Ed oggi la “povertà educativa” denunciata da più parti soprattutto nel nostro Mezzogiorno, Basilicata compresa, sollecita una valorizzazione degli oratori, adeguandoli ai bisogni dei tempi nuovi, di cui forse la chiesa lucana, nella pratica quotidiana, non ha ancora piena consapevolezza. Almeno a giudicare da quello che i ragazzi stessi, interpellati, hanno avuto modo di dire nel corso della festa diocesana degli oratori che si è svolta nel tra parco di Montereale e villa santa Maria di Potenza. Circa quattrocento giovanissimi hanno animato e contagiato, con canti, giochi, laboratori e poi con una marcia tra le due piccole oasi verdi, pezzi di una città affannata sotto una straordinaria cappa di caldo. E probabilmente sarà stato proprio il gran caldo ad aver frenato i più dalla partecipazione.  Presenti in massa solo gli oratori di Potenza; dal   resto della diocesi sono venuti solo i ragazzi di Bella, Avigliano e Brienza. E che non si sia trattato solo di “problemi atmosferici” lo lascia intendere anche il responsabile della pastorale giovanile, don Carmine Lamonea : “oratorio vuol dire impegno di mezzi e risorse umane che  invece scarseggiano. Al nord ci sono i direttori degli oratori; al sud la tradizione è molto più debole ed invece serve una formazione più specifica dei sacerdoti che devono considerare l’oratorio un impegno imprescindibile”. Una ragazza “sveglia” di Avigliano confessa “come giovani siamo visti come l’ultima ruota del carro, non ci sono adulti al servizio dei ragazzi. Mancano i sacerdoti”.

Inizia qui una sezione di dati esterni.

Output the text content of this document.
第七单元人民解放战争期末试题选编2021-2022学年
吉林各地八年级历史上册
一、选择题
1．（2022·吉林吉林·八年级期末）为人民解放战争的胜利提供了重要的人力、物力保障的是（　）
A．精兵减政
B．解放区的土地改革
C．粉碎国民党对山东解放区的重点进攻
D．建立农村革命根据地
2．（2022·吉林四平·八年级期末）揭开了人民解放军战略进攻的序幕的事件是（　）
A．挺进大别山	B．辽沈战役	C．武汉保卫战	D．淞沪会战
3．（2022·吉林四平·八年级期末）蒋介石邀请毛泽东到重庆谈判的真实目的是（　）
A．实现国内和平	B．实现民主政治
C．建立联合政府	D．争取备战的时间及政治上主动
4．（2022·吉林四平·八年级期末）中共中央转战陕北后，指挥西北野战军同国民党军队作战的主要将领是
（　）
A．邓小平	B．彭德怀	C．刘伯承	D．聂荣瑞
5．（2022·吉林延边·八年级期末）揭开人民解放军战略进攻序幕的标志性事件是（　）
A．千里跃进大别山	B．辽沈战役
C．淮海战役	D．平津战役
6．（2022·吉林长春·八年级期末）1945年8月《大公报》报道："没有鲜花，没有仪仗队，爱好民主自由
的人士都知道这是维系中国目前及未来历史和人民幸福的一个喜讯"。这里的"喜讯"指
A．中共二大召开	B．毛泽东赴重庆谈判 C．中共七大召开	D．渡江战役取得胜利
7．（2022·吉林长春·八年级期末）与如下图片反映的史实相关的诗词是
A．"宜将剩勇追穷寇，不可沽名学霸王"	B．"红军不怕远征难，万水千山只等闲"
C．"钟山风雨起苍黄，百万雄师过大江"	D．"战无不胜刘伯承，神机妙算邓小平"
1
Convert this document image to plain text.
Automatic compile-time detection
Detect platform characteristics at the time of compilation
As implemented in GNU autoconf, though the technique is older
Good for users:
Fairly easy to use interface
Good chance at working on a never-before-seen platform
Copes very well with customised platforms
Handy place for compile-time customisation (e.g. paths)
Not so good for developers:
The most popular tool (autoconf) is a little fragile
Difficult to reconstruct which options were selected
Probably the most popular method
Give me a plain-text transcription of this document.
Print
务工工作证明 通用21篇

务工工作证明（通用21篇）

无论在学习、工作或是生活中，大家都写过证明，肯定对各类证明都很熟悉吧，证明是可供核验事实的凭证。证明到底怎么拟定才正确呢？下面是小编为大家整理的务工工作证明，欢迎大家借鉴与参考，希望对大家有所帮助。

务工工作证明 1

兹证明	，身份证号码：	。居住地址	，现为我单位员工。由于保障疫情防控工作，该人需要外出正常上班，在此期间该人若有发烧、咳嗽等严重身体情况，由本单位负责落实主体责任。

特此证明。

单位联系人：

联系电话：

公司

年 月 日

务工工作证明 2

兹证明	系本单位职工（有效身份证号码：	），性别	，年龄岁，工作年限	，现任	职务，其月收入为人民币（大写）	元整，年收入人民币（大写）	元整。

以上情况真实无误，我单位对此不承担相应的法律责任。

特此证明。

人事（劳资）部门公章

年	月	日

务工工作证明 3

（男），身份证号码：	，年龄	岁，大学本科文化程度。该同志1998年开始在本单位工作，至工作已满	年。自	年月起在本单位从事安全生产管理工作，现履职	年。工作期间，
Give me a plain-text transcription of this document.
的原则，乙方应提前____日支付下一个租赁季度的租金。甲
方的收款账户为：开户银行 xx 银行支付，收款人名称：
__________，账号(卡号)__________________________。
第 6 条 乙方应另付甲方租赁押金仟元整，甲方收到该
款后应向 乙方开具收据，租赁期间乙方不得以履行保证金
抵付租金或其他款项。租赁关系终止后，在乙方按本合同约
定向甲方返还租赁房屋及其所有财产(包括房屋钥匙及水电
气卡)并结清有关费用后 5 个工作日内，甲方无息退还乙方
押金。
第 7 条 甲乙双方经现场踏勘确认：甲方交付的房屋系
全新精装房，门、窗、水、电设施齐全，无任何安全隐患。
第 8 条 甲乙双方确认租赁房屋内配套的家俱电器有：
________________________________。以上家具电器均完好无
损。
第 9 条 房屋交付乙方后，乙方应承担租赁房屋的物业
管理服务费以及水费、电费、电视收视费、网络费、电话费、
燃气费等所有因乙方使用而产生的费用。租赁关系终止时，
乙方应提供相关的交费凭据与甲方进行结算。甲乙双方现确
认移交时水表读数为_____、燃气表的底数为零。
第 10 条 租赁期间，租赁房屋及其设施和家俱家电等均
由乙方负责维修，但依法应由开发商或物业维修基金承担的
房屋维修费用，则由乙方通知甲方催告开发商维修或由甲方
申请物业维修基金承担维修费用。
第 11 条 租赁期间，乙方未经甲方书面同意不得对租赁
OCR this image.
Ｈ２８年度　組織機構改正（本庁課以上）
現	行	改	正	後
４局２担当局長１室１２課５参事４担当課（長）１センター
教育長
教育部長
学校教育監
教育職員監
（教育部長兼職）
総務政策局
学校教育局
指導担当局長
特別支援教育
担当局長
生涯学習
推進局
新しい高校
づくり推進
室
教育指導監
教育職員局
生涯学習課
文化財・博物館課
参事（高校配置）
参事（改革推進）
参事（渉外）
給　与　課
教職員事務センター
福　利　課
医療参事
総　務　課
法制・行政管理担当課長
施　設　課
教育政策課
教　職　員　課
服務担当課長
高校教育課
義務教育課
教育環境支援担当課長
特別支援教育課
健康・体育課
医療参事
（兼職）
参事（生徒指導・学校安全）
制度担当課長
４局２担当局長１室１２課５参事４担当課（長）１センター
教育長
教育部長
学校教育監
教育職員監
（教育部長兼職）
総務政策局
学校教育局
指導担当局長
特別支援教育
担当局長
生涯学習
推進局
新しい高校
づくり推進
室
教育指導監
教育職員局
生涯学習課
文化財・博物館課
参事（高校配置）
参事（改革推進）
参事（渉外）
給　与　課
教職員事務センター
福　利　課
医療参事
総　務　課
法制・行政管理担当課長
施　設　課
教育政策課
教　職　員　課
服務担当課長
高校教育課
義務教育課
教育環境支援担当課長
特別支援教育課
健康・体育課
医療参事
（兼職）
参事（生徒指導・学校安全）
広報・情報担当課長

 Tutti sono consapevoli che anche là dove l’oratorio esiste sono pochi i ragazzi che lo frequentano. “Sono cambiati i tempi – precisa una educatrice- le famiglie riempiono le giornate dei loro figli con mille attività extrascolastiche, e a noi serve una mano di tutta la parrocchia, soprattutto dei sacerdoti e degli adulti che trascurano invece l’aspetto educativo”.  Eppure l’oratorio non è un lusso, e soprattutto nel “qui ed ora della nostra storia”, può divenire uno dei luoghi dove “costruire la speranza”, lavorando per il futuro insieme a quelli che proprio nel futuro saranno i protagonisti, uno strumento pastorale fondamentale per preadolescenti ed adolescenti in una fase di crescita delicatissima.

E soprattutto nell’opera di contrasto alla povertà educativa, come spesso accaduto in passato, la Chiesa può svolgere oggi un ruolo di supplenza alle carenze evidenti della società meridionale dove i ragazzi sono più oggetto che soggetto di una politica rivolta al futuro. Basti per tutti citare l’esodo biblico che affligge questi territori.